When “I Forgot” Doesn’t Cut It

Among the many and varied excuses that usually defy response, “I forgot” is usually the best.  After all, it’s an admission of wrongdoing without any moral culpability. People forget things. It happens. It’s the nature of the beast, right?

Except when what was forgotten was five teenagers left locked in a police van for 15 hours in the freezing cold.  Via NorthJersey.com :

One of the five teenagers locked inside a police van for about 15 hours without food or water in March 2011 is suing the borough, the Police Department and more than a dozen officers.

According to the complaint, [Adam] Kim, then 17, was one of about a dozen minors transported to police headquarters after officers broke up a loud house party on Arcadian Way in March 2011. The minors were not advised of their Miranda rights or told why they were being arrested, the complaint stated.

The plaintiff alleges that the officers “displayed a pattern of racial bias and/or indifference” by using a racial slur to reference Asian-Americans.

The cops claim that there was no racial animus.  They just forgot that they had put the five teens in the van. Oops.  And Internal Affairs agreed.

But the internal-affairs investigation found no evidence of “malicious or discriminatory intent” by the officers, the head of the department’s internal-affairs unit wrote in his findings.

Somehow, it must have slipped through the crack investigator’s fingers that not only were the teens left in the van in the first place, but remained there, without food, water or toilet facilities, and after having their cellphones seized, while cops returned to the van and went for a ride.

Upon arriving at police headquarters, some of the teens were led inside the building. The remaining handful — mostly of Asian descent, and all of whom had their cellphones confiscated — were kept locked in the van and weren’t acknowledged when two officers returned to the vehicle later to respond to a couple of calls before they took the van back to police headquarters, the suit said.

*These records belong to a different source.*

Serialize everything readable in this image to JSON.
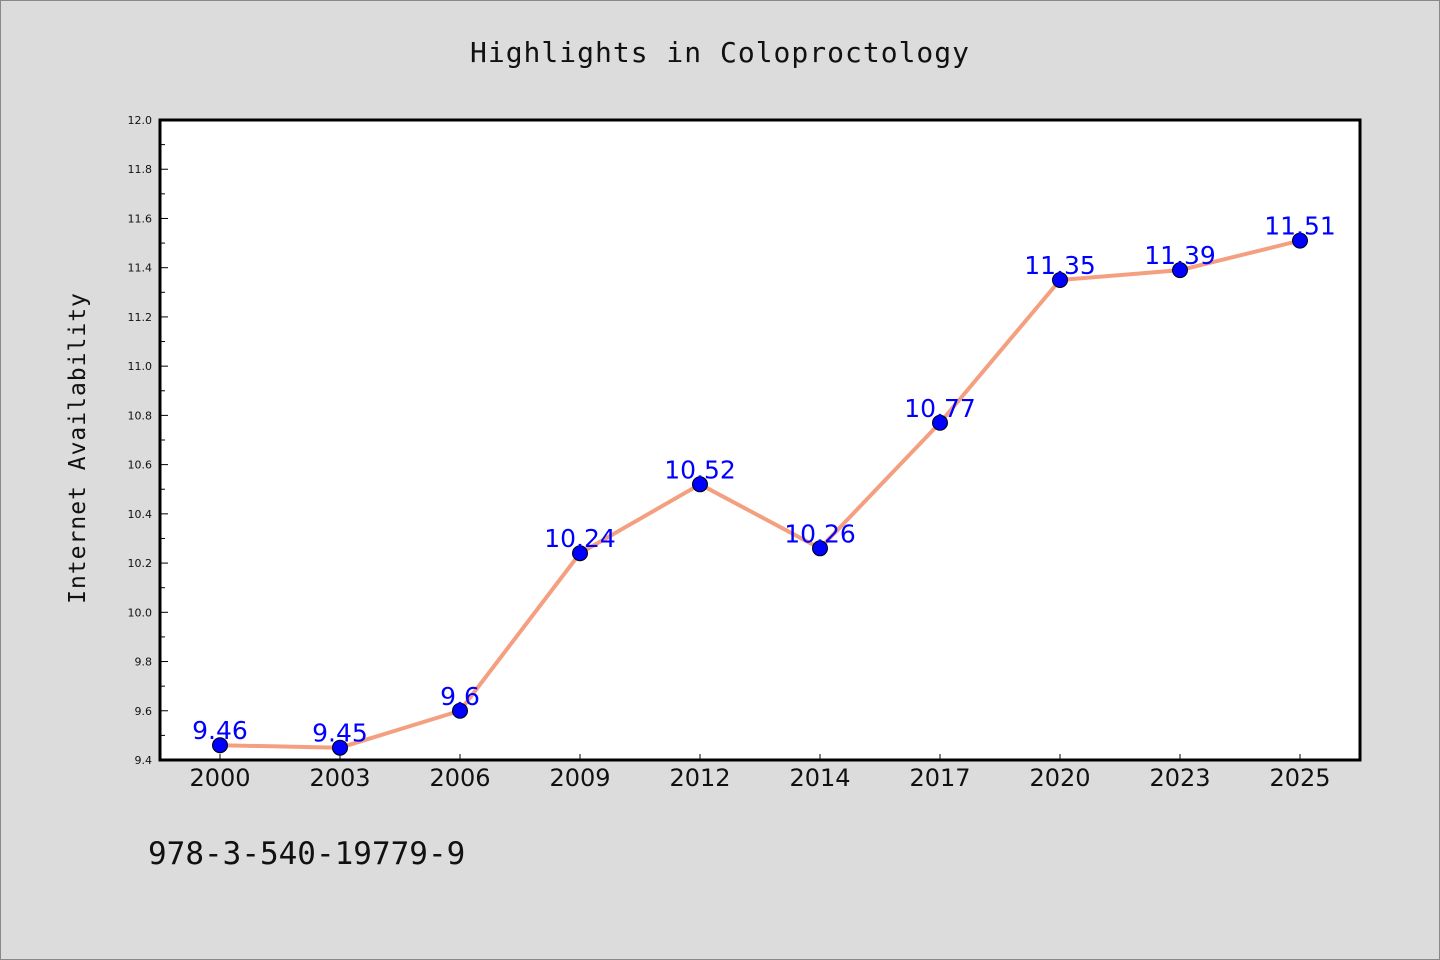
{
  "title": "Highlights in Coloproctology",
  "footer_code": "978-3-540-19779-9",
  "colors": {
    "background": "#dcdcdc",
    "plot_background": "#ffffff",
    "line": "#f4a080",
    "marker": "#0000ff",
    "data_label": "#0000ff"
  },
  "chart_data": {
    "type": "line",
    "title": "Highlights in Coloproctology",
    "xlabel": "",
    "ylabel": "Internet Availability",
    "categories": [
      "2000",
      "2003",
      "2006",
      "2009",
      "2012",
      "2014",
      "2017",
      "2020",
      "2023",
      "2025"
    ],
    "values": [
      9.46,
      9.45,
      9.6,
      10.24,
      10.52,
      10.26,
      10.77,
      11.35,
      11.39,
      11.51
    ],
    "data_labels": [
      "9.46",
      "9.45",
      "9.6",
      "10.24",
      "10.52",
      "10.26",
      "10.77",
      "11.35",
      "11.39",
      "11.51"
    ],
    "ylim": [
      9.4,
      12.0
    ],
    "yticks": [
      "9.4",
      "9.6",
      "9.8",
      "10.0",
      "10.2",
      "10.4",
      "10.6",
      "10.8",
      "11.0",
      "11.2",
      "11.4",
      "11.6",
      "11.8",
      "12.0"
    ],
    "grid": false,
    "legend": "none"
  }
}
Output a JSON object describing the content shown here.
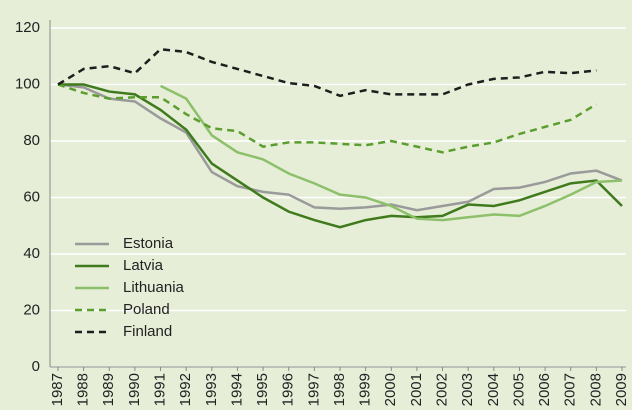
{
  "chart_data": {
    "type": "line",
    "categories": [
      "1987",
      "1988",
      "1989",
      "1990",
      "1991",
      "1992",
      "1993",
      "1994",
      "1995",
      "1996",
      "1997",
      "1998",
      "1999",
      "2000",
      "2001",
      "2002",
      "2003",
      "2004",
      "2005",
      "2006",
      "2007",
      "2008",
      "2009"
    ],
    "series": [
      {
        "name": "Estonia",
        "color": "#9a9a9a",
        "style": "solid",
        "values": [
          100,
          99,
          95,
          94,
          88,
          83,
          69,
          64,
          62,
          61,
          56.5,
          56,
          56.5,
          57.5,
          55.5,
          57,
          58.5,
          63,
          63.5,
          65.5,
          68.5,
          69.5,
          66
        ]
      },
      {
        "name": "Latvia",
        "color": "#3f7a1c",
        "style": "solid",
        "values": [
          100,
          100,
          97.5,
          96.5,
          91,
          84,
          72,
          66,
          60,
          55,
          52,
          49.5,
          52,
          53.5,
          53,
          53.5,
          57.5,
          57,
          59,
          62,
          65,
          66,
          57
        ]
      },
      {
        "name": "Lithuania",
        "color": "#8dc06a",
        "style": "solid",
        "values": [
          null,
          null,
          null,
          null,
          99.5,
          95,
          82,
          76,
          73.5,
          68.5,
          65,
          61,
          60,
          57,
          52.5,
          52,
          53,
          54,
          53.5,
          57,
          61,
          65.5,
          66
        ]
      },
      {
        "name": "Poland",
        "color": "#5c9e2e",
        "style": "dashed",
        "values": [
          100,
          97,
          95,
          95.5,
          95.5,
          89.5,
          84.5,
          83.5,
          78,
          79.5,
          79.5,
          79,
          78.5,
          80,
          78,
          76,
          78,
          79.5,
          82.5,
          85,
          87.5,
          93,
          null
        ]
      },
      {
        "name": "Finland",
        "color": "#1e1e1e",
        "style": "dashed",
        "values": [
          100,
          105.5,
          106.5,
          104,
          112.5,
          111.5,
          108,
          105.5,
          103,
          100.5,
          99.5,
          96,
          98,
          96.5,
          96.5,
          96.5,
          100,
          102,
          102.5,
          104.5,
          104,
          105,
          null
        ]
      }
    ],
    "ylim": [
      0,
      120
    ],
    "yticks": [
      0,
      20,
      40,
      60,
      80,
      100,
      120
    ],
    "grid": true,
    "legend": "lower left"
  }
}
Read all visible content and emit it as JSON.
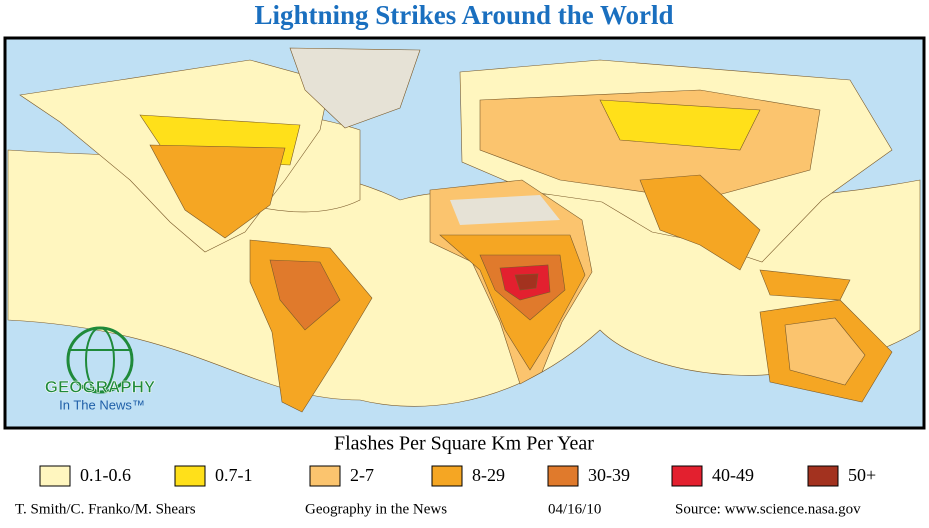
{
  "title": "Lightning Strikes Around the World",
  "logo": {
    "line1": "GEOGRAPHY",
    "line2": "In The News™"
  },
  "legend": {
    "title": "Flashes Per Square Km Per Year",
    "items": [
      {
        "label": "0.1-0.6",
        "color": "#fff6bf"
      },
      {
        "label": "0.7-1",
        "color": "#ffe01a"
      },
      {
        "label": "2-7",
        "color": "#fbc46e"
      },
      {
        "label": "8-29",
        "color": "#f5a623"
      },
      {
        "label": "30-39",
        "color": "#e07a2c"
      },
      {
        "label": "40-49",
        "color": "#e3202f"
      },
      {
        "label": "50+",
        "color": "#a3321f"
      }
    ]
  },
  "footer": {
    "authors": "T. Smith/C. Franko/M. Shears",
    "series": "Geography in the News",
    "date": "04/16/10",
    "source": "Source: www.science.nasa.gov"
  }
}
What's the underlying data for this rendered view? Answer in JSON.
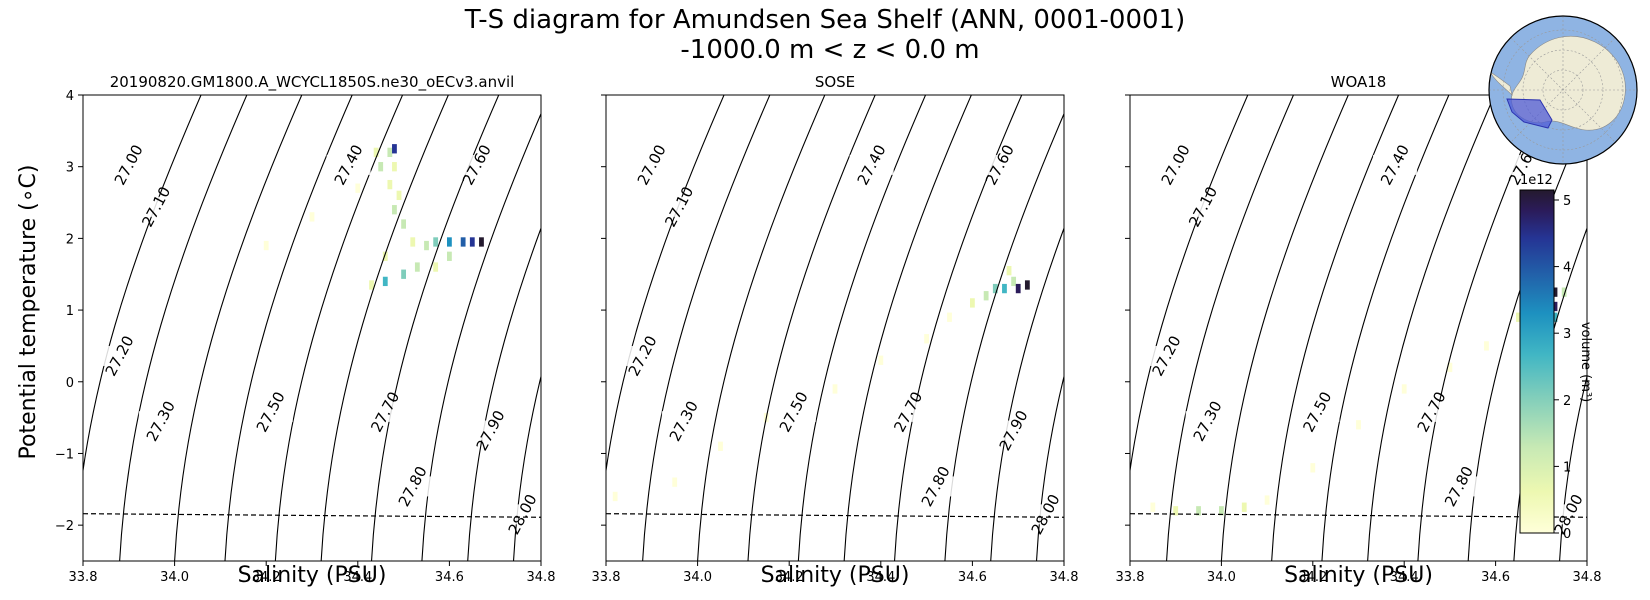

Not until 3 p.m.. the next day, when some passers-by noticed the teens in the van and called the police, were they let out of the van.

Not to attribute excessive insight or attentiveness to the Ft. Lee police, but the idea that they simply forgot about the five teens held inside the van is utter nonsense. They were teaching these kids a lesson, cop-style, and there is no way they forgot about them.  None.

Whether this reflects racial bias against Asians, or perhaps something about rowdy boys, isn’t clear.  That cops used a racial slur doesn’t necessarily prove the point, as most hate all citizens and merely slip unconsciously into the use of slurs without putting enough thought into it to make it count.  That’s not a good thing, by the way, and reflects the hostility toward all citizens that cops seem to show when serving and protecting.

But regardless of their motivations, this is something that police can neither do, nor excuse.  These were teenagers.  So they were too loud at a house party?  Read them the riot act and remind them that their conduct impacts others.  Not tough enough?  Then arrest them lawfully for disturbing whoever. But under no circumstances do you execute sentence by leaving them locked in a van. 

And claiming that they were merely forgotten is utter baloney. compounding the wrong of doing so with the wrong of lying about it.  This time, “I forgot” won’t work, and the fact that the Ft. Lee Internal Affairs put its seal of approval on this obvious lie adds to the disgrace.